Britain's National Crime Agency has dropped a criminal investigation into Brexit's megadonor Arron Banks after finding "no evidence" that a third party was behind the millions of pounds of donations he made to pro-Brexit campaigns.
The agency opened an investigation into Banks and his Leave.EU campaigning group last year after the Electoral Commission said that there were "reasonable grounds" to suspect the insurance businessman may not have been the true source of an £8 million donation that flowed into the 2016 Brexit referendum campaign.
On Tuesday morning, the NCA issued a statement that cleared Banks and Leave.EU's CEO Liz Bilney of criminal wrongdoing, finding "no evidence that any criminal offences" were committed under UK election law.
The NCA also said there wasn't any evidence to suggest Banks wasn't the true source of the money.
"This investigation has been subject to press and social media commentary," the statement read.
"The NCA has not received any evidence to suggest that Mr Banks and his companies received funding from any third party to fund the loans, or that he acted as an agent on behalf of a third party.

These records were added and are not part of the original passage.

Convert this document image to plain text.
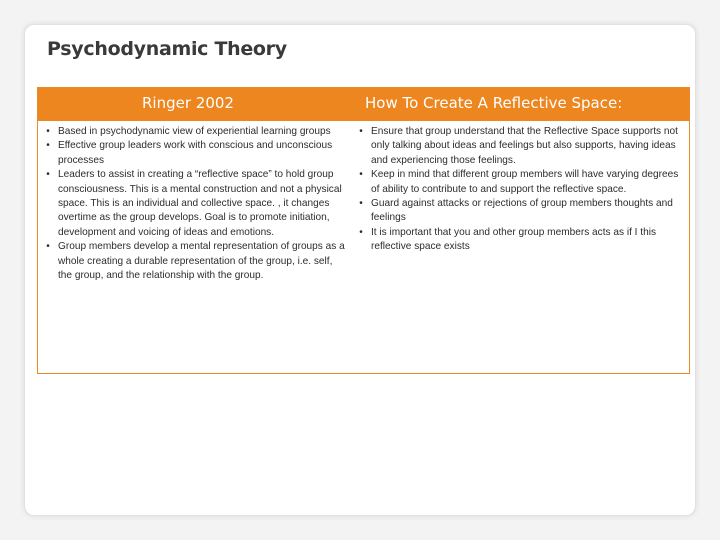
Psychodynamic Theory
Ringer 2002	How To Create A Reflective Space:
• Based in psychodynamic view of experiential learning groups
• Effective group leaders work with conscious and unconscious processes
• Leaders to assist in creating a “reflective space” to hold group consciousness. This is a mental construction and not a physical space. This is an individual and collective space. , it changes overtime as the group develops. Goal is to promote initiation, development and voicing of ideas and emotions.
• Group members develop a mental representation of groups as a whole creating a durable representation of the group, i.e. self, the group, and the relationship with the group.
• Ensure that group understand that the Reflective Space supports not only talking about ideas and feelings but also supports, having ideas and experiencing those feelings.
• Keep in mind that different group members will have varying degrees of ability to contribute to and support the reflective space.
• Guard against attacks or rejections of group members thoughts and feelings
• It is important that you and other group members acts as if I this reflective space exists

"It will therefore take no further action against Mr Banks, Ms Bilney, Better for the Country Ltd or Leave.EU in respect of this specific matter."

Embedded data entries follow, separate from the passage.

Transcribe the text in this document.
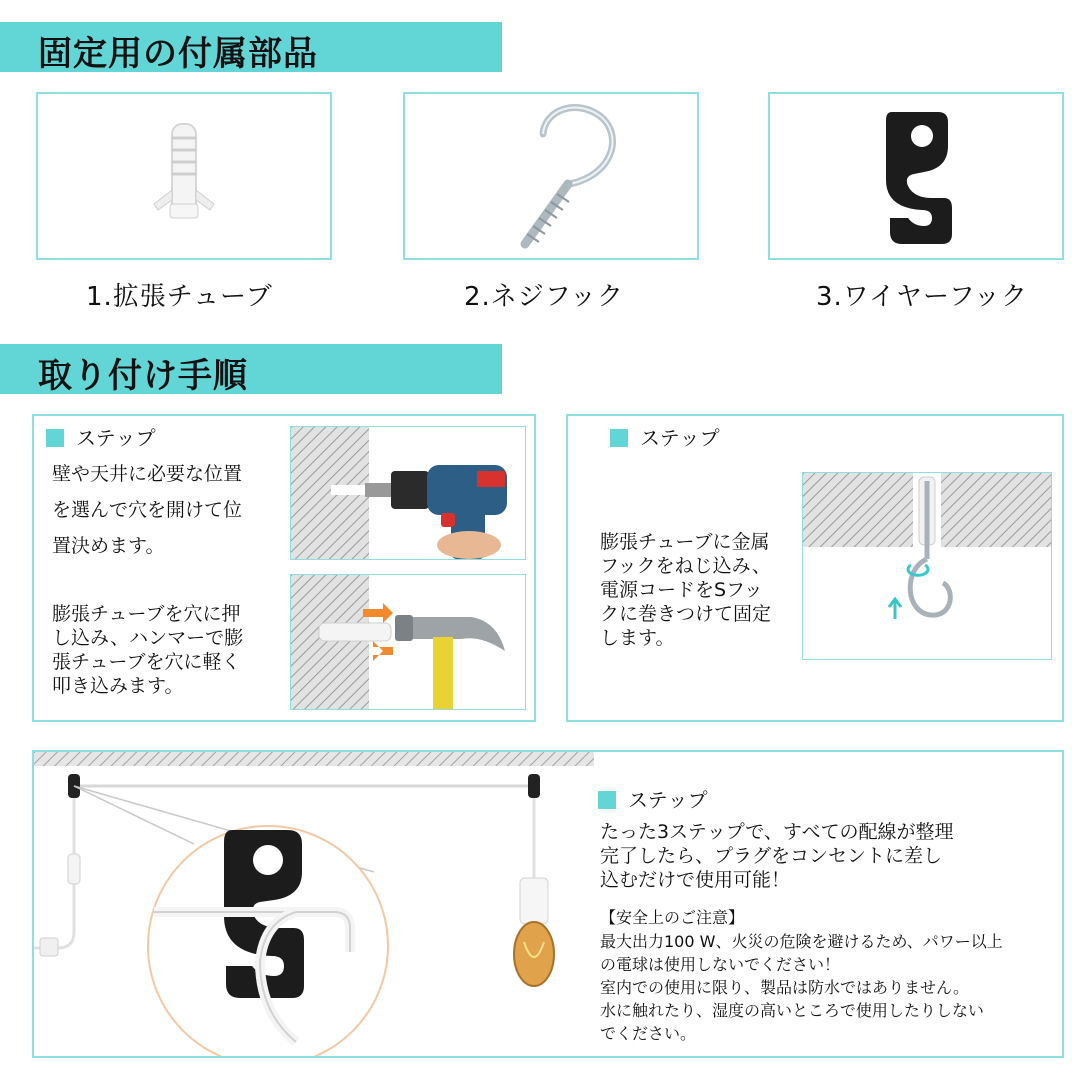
固定用の付属部品
1.拡張チューブ	2.ネジフック	3.ワイヤーフック
取り付け手順
ステップ
壁や天井に必要な位置
を選んで穴を開けて位
置決めます。
膨張チューブを穴に押
し込み、ハンマーで膨
張チューブを穴に軽く
叩き込みます。
ステップ
膨張チューブに金属
フックをねじ込み、
電源コードをSフッ
クに巻きつけて固定
します。
ステップ
たった3ステップで、すべての配線が整理
完了したら、プラグをコンセントに差し
込むだけで使用可能！
【安全上のご注意】
最大出力100 W、火災の危険を避けるため、パワー以上
の電球は使用しないでください！
室内での使用に限り、製品は防水ではありません。
水に触れたり、湿度の高いところで使用したりしない
でください。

The statement went on to acknowledge there had been "media reports alleging that Mr Banks has been involved in other criminality related to business dealings overseas." The agency would not confirm or deny whether it was investigating the reports.
In a statement, Banks said he had been "subjected to an endless media campaign suggesting that I behaved improperly" during the 2016 referendum campaign.
He said the Electoral Commission made "false, outrageous allegations" that he was not the true source of funds, and went on to add that he would "take action against those who have behaved so scandalously".
However, in its response to the crime agency's decision on Tuesday, the Electoral Commission expressed concern about what it called "weakness in the law" in the area of foreign money in UK politics.
“We are concerned about the apparent weakness in the law, highlighted by this investigation outcome, which allows overseas funds into UK politics. We have made recommendations that would tighten the rules on campaign funding and deter breaches. We urge the UK’s governments to act on those recommendations to support voter confidence."